If you are going to achieve your desired outcome, you will earn it, regardless of where you race. Don’t go chasing the outcome, because the race then becomes about the outcome, not about the race. Choosing a race to get an outcome means your success is measured against things that are outside of your control. Just race the best race you have in you.
- Tim Snow, Coach QT2 Systems

It’s important to take into consideration where you live when choosing a race to both train for and ultimately race. Specificity of preparing for race conditions is important. Allow plenty of time to train for the conditions you are going to encounter on race day.
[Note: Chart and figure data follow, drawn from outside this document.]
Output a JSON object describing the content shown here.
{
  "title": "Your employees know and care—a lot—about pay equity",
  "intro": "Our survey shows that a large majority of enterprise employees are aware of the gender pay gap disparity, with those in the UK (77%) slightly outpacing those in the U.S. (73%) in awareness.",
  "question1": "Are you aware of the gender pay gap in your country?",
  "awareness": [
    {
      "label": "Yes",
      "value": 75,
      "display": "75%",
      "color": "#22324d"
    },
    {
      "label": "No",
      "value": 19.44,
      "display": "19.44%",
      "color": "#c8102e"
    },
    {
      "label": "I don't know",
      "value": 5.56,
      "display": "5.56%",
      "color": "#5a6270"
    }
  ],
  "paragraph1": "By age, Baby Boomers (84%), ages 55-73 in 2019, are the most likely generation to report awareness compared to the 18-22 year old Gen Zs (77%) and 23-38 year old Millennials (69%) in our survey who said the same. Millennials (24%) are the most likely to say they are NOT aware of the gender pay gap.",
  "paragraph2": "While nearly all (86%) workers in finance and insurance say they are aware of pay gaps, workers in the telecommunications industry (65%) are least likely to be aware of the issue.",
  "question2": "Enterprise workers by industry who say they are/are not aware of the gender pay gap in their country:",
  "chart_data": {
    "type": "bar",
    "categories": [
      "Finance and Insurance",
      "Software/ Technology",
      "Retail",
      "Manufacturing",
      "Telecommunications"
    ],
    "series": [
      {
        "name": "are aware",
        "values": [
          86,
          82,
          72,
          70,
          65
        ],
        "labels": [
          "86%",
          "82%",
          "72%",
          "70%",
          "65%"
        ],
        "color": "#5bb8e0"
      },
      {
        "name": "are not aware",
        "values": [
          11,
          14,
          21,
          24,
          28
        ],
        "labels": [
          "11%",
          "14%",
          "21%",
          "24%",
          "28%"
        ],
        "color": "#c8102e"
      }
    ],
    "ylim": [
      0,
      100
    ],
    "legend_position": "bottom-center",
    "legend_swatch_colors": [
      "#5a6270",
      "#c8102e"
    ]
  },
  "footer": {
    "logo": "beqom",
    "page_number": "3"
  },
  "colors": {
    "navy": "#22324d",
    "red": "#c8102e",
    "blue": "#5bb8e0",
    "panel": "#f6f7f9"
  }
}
If your local environment is cold and you want to race in a warm location you might need to get creative leading up to the race to include sessions that are indoors on a warm controlled setting or if the opportunity allows, even consider a training vacation in a warm climate leading up to the event. 
- Karen Allen-Turner, Coach QT2 Systems

Take into account work deadlines and family commitments when planning your race schedule. And, remember, this includes the months leading into the race. That's when the bulk of your training will happen.
- Dawn English, Coach OutRival Racing

If you want your family or friends at your race, pick one that’s known to be spectator-friendly. You can ask your friends or local triathlon club for ideas, or visit your target race’s website to check how family-friendly it is — you’ll get an idea of where your adoring fans can cheer you on. Some races allow athletes’ family members to cross the finish line with them — definitely a memorable experience for your big race!
- Russet Morrow, Coach OutRival Racing

It can be exciting to set longer distance goals. Before you commit to the training, It’s important to evaluate your life and current commitments to make sure you will have the necessary balance in your life to enjoy the process and find success. For a half-IRONMAN (70.3) distance, athletes typically train 7-10 hours per week. For a full-distance IRONMAN, athletes will average 12-20 hours a week, sometimes more. Set a goal that is challenging and strikes the work-life-train balance you manage. Triathlon is a commitment that comes with many sacrifices that will reap countless rewards along the way!